Outside again, and somehow it’s hotter. The trees droop, succumbing to the weight of the onerous air, branches sagging with the burden of humidity.
They find the garden hose and turn on the tap. Icy water gushes out, and she runs it on their faces and arms. She wets her brother’s head and thinks she sees steam rising from it.
They relax in the shade beneath a birch tree and peel the bark off in strips. She thinks she’s pulling off the tree’s skin and feels sad yet excited. She wonders if she is hurting it but continues to strip away its bark anyway.
The wind evaporates the moisture on their skin but stops cooling when their flesh is dry, a strange and inconvenient magic.
Mosquitoes buzzing about their ears are not a problem, something tolerable if somewhat annoying. But then the black flies come, and black flies tend to swarm, often in the hundreds, biting and stinging in unrelenting attacks.

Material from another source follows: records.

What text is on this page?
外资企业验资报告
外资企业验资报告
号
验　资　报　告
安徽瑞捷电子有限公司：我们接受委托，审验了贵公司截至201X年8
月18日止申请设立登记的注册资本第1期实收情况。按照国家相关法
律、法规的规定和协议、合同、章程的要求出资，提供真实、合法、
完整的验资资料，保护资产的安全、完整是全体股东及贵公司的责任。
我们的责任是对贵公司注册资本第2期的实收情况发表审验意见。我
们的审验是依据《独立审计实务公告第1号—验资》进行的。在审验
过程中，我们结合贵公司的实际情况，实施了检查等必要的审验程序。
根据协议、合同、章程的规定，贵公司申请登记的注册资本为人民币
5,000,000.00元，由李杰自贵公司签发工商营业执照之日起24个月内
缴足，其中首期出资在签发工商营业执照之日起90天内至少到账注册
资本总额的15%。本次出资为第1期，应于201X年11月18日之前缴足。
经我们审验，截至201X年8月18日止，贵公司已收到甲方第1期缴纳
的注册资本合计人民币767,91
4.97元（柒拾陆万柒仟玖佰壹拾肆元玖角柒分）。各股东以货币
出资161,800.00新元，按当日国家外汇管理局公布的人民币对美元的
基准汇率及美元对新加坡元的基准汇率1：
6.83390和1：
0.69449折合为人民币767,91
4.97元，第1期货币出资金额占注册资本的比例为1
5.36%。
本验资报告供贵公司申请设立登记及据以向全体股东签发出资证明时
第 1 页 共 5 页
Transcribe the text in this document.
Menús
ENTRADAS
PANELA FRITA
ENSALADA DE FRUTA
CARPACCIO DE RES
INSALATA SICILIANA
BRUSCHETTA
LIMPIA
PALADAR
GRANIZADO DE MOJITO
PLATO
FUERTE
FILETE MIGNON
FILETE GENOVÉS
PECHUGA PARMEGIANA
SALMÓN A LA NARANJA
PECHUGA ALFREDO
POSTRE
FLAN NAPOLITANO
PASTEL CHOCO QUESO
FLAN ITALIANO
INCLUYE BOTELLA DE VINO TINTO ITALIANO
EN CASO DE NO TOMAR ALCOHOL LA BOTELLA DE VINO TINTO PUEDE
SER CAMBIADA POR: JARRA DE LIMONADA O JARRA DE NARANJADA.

They run to the house and manage for the moment to outrun the black flies. Their small porch is screen enclosed and offers asylum from the attack, but there is no room to maneuver.
Nadine grabs the doorknob. It refuses to turn; the door is locked. Perplexed, she knocks. After an interminable wait, their father opens the door but blocks them from entering.
“Stay outside,” he tells them.
“But—” Nadine licks her parched lips. Aaron is crying. His cheeks are the color of brick.
“I want a quiet and peaceful house for once. You and your brother stay outside.”
“But the bugs—”
“Swat them.”
He shuts the door.
And right before he does—she notices he’s smiling.
My dad is a great man. He’s kind, smart, funny, fair, and happy. The end.
[Eds. Note: Nadine’s grade for this paper was a B-. Miss Maginty thought the adjectives used were weak. She later pointed out that adjectives used by other students in the same class included compassionate, jocular, intelligent, and equitable. She conceded that these students might have had parental guidance when writing their papers. Miss Maginty later confessed that another reason for the B- was that Nadine’s life didn’t seem to have the hardship or stress that the other children seemed to be experiencing. Miss Maginty thought Nadine was experiencing a rather simple and mundane childhood. She said that that might not have been a fair way to grade, but that after forty years of teaching, she knew a thing or two about human nature, and graded accordingly.